Earlier this year, at City Center, Roberts came back to the stage as a dancer in “Dance Is a Mother,” a work that he made for the N.Y.C.B. star Sara Mearns and three other dancers, to music by Caroline Shaw. Roberts led the dancing with his arms, making shapes that broke and swooped back on themselves, pulling the rest of his body with them. In his presence, Mearns seemed clarified. Her thick balletic technique fell away to reveal something more essential—not emotion (she always had that) but a distancing from it, as if she were watching herself go by. Roberts and Mearns told an interviewer that the ballet was a reflection on their love-hate relationship with dancing, but what I saw was choreographically scattered, like material for a dance that many of us would have liked to see—but didn’t. It was only at the very end that the work momentarily revealed itself.
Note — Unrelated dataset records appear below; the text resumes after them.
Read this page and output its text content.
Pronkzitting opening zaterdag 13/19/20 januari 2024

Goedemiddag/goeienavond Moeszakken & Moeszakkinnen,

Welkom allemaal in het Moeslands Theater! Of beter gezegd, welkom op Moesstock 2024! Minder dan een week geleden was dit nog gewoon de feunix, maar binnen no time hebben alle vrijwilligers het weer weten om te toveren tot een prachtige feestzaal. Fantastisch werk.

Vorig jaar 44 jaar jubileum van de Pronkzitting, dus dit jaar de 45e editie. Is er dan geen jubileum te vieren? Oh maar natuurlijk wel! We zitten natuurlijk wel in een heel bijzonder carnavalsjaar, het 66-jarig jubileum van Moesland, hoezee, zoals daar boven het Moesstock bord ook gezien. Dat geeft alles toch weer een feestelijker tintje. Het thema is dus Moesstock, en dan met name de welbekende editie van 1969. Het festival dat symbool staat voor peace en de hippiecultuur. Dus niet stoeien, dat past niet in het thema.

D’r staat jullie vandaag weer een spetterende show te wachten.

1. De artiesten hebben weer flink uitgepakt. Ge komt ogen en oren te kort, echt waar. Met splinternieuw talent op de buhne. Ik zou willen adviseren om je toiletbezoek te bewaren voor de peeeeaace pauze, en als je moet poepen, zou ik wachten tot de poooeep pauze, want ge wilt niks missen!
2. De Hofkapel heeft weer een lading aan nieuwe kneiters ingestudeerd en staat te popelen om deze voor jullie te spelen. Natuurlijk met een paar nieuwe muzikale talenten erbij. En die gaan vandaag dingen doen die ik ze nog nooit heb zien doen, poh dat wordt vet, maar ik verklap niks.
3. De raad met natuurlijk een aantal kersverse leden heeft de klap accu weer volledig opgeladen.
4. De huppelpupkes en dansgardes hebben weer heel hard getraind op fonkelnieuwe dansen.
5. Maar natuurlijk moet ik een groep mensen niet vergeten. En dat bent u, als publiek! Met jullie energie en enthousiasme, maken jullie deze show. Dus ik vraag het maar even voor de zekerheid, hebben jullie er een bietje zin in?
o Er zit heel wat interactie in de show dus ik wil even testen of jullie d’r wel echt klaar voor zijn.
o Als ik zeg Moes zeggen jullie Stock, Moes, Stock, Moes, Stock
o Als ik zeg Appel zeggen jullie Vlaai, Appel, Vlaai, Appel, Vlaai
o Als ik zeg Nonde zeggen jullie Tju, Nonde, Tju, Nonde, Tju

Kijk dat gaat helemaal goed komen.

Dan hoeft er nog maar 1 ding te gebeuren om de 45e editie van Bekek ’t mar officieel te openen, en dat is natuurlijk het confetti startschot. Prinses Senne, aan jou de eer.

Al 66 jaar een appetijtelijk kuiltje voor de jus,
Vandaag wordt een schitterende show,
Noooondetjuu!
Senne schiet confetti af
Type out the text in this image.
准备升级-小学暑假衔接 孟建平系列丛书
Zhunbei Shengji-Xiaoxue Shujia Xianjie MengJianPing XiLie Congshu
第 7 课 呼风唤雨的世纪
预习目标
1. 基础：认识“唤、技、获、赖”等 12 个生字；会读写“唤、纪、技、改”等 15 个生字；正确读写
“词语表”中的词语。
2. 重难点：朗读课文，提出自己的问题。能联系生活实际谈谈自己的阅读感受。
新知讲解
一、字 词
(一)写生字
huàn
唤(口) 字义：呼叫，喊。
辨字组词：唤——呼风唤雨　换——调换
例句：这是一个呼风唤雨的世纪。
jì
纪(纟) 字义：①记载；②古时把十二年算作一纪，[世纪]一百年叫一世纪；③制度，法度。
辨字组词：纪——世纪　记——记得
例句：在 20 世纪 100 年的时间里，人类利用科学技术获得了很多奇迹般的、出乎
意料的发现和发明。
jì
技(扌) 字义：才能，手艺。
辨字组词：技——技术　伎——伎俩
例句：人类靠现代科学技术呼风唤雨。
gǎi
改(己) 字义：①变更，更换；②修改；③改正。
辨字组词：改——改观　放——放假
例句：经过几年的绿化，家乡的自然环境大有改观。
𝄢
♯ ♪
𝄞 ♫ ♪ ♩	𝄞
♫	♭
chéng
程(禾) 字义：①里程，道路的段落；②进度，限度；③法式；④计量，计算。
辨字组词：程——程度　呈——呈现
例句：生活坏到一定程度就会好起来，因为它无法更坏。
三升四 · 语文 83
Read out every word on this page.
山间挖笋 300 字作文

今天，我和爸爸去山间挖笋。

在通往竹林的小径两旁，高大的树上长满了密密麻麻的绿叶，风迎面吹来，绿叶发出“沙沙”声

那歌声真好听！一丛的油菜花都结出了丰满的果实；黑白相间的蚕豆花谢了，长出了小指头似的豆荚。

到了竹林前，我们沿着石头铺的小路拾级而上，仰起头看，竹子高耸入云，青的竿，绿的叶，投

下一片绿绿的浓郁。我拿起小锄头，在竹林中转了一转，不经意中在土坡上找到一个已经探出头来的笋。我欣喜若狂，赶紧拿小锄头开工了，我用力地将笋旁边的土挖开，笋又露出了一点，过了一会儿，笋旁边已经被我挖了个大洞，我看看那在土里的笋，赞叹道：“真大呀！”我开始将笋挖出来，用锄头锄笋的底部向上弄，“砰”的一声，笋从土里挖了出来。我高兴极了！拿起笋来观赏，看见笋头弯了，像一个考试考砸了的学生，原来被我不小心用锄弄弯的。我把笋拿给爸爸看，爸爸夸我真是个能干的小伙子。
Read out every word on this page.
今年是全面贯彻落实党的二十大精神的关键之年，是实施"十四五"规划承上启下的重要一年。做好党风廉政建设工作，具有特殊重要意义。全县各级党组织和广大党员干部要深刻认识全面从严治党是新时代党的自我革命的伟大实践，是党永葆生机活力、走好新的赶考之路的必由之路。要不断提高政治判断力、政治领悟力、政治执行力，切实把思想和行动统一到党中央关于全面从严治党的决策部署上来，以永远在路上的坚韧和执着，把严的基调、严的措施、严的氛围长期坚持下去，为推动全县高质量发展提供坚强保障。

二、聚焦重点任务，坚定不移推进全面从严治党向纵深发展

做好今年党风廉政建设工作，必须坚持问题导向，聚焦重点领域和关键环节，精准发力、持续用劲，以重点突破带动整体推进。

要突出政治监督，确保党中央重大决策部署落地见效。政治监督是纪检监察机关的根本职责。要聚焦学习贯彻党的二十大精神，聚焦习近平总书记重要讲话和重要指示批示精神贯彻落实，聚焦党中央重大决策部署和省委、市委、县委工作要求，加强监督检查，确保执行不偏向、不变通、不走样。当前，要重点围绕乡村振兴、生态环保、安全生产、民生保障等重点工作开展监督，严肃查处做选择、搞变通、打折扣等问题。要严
Mearns is just three years younger than Roberts, and it was as if he had returned to dancing to accompany her at this precipitous time in a dancer’s life: she fell to the floor, and Roberts went to her, offered a hand, and they danced briefly. He left, and she stood uncertainly near the wings until a warm light flooded over her. She stepped into it—and off the stage.
“Foreseeable Future,” at N.Y.C.B., marks a break and, to my mind, a crisis for Roberts as an artist. The curtain rose on an empty stage with a jarring electronic blast by the Venezuelan-born musician Arca. As the lights went up, we saw four spectacular winged creatures: two in flesh-colored unitards and flowing beige wings (Taylor Stanley and Ryan Tomash), and two (Mearns and Isabella LaFreniere) wearing long, red, honeycomb-patterned dresses with huge fire-red wings spreading from their backs. These elaborate costumes, by the iconoclastic Dutch fashion designer Iris van Herpen, dominated what followed: a pretty choreography of wings and light, with only the most basic movements; the women in particular were little more than porters for the striking but constrictive wings. As the birds departed, the light turned cold, and a sickly blue-green sun illuminated the backdrop. Eight dancers appeared, four of them in short, metallic triangular dresses, their feet encased in steely gray (no pointe shoes), hair spooled tight into high buns, and faces grimly fixed. They moved through angular balletic poses and patterns with machinelike precision.